In the end, it all worked out great. The diesel looked really clean—we could see it pouring into the jugs—and was cheaper than we were paying in Panama City. We got to meet some local folks and practice our Spanish, as well as getting a glimpse of the village as we trekked through people’s yards. And we even got back to the boat before it rained.
Posted on August 4, 2017
Well! That was a longer-than-expected departure from the blog!
Our family headed back to Las Perlas on the third week of July, and promptly dropped off the map with a fair lack of cell coverage. We have been, in a word, remote. One beautiful anchorage after another, but with not so much as a tienda in sight, never mind a cell tower. Even the military base we passed, on the south tip of Isla del Rey, failed to connect us with the wider world.
We’ve spent out time avoiding whales—in some cases, literally stopping the boat to keep from hitting them; hanging out with a cherished few other kid boats for a couple of nights; working our way around the southern peninsula of Panama; and learning about swell.
Persistent swell from far-flung ocean storms has been on our radar since we underestimated the impact of waves on our Beaufort-Charleston run. We get pretty accurate wave info from Predict Wind, and we pay attention to both the wave height and the distance between waves.
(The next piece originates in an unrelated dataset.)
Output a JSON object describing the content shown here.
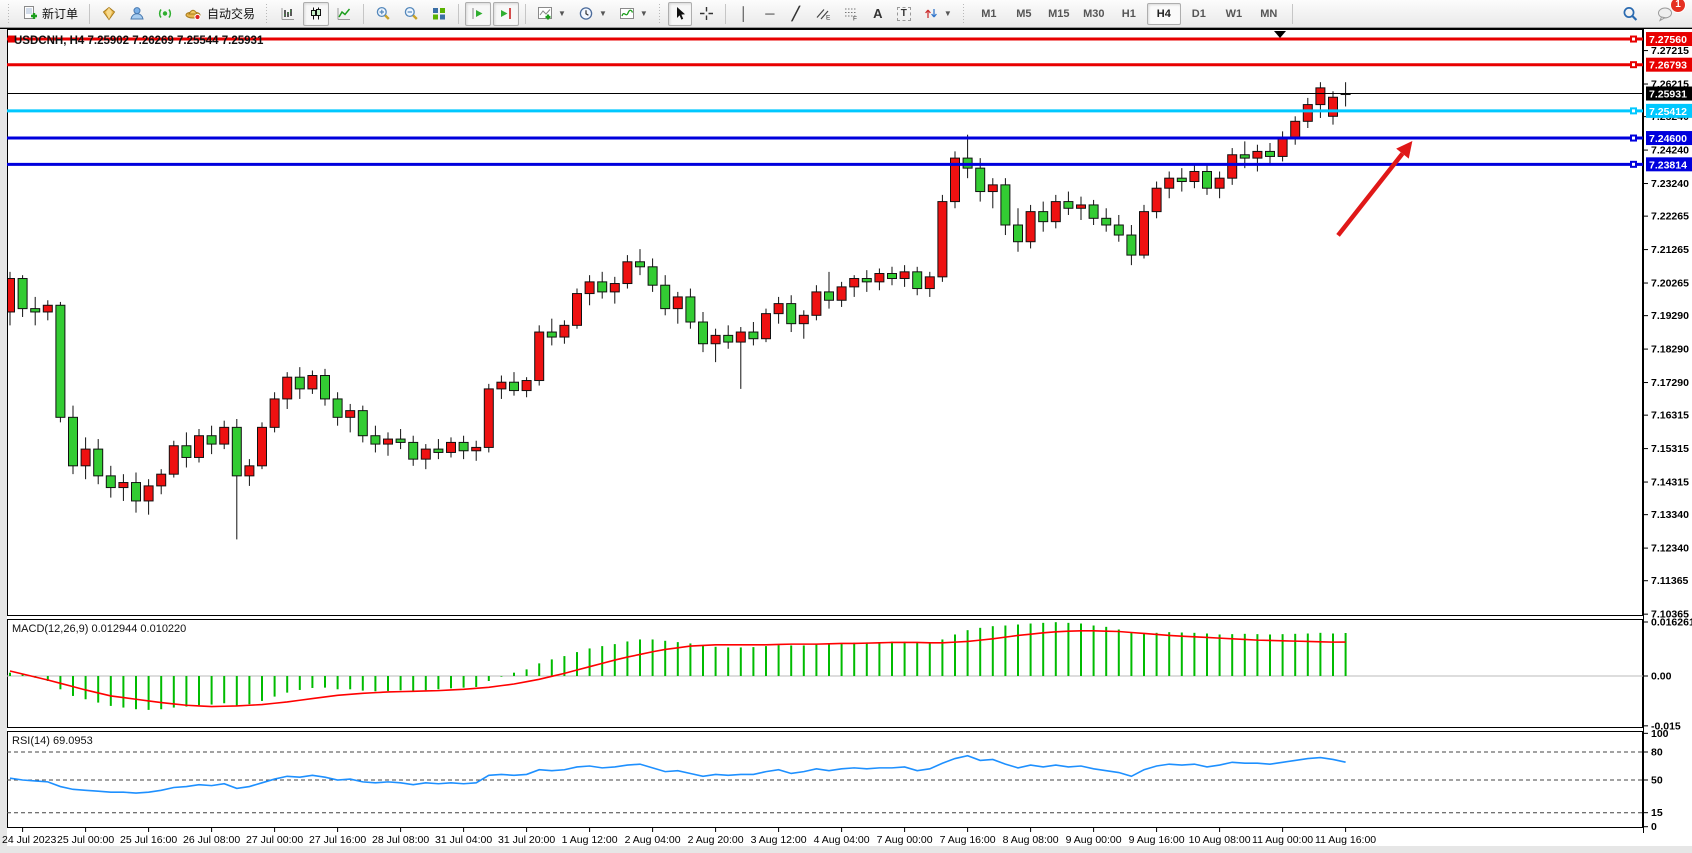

But waves in the Pacific are different from Atlantic waves, and we’ve found ourselves caught out by building swell that makes awesome surfing conditions, but poor anchoring.
On our run from Isla del Rey past Punto Malo, we had such great breeze and current in our favor that we thought we might get around the entire peninsula in one long overnight trip; but we soon ran into strong headwinds and waves that had us ducking behind Punto Guanico around 3:30 in the morning. The next day, after a leisurely pancake brunch, we pulled up the anchor to try and get a little more protection from the swell closer to the point. Instead, we were confronted with two huge sets of waves rolling towards us! Fortunately, the anchor was already up, and we beat a hasty path out of there.
Our quick exit meant pushing on through the continuing headwinds and waves of the previous night, to finally anchor in the rolly little bay at Ensenada Naranjo around midnight. One more push to find a calm anchorage the next day, on the north side of Isla Cebaco, and we could finally recover.
The stretch of Pacifc coast of Panama that we’ve been traversing is incredibly beautiful. We’re reminded of Hawaii, with steep, verdant mountains rising sharply up from the ocean, and huge waves rolling along rocky shores. We’re not the only ones monitoring the waves; this area of Panama is filled with surfers. We’ll continue on along the more protected bays and islands, avoiding the spots where the waves stack up, on our way to the menagerie of Costa Rica.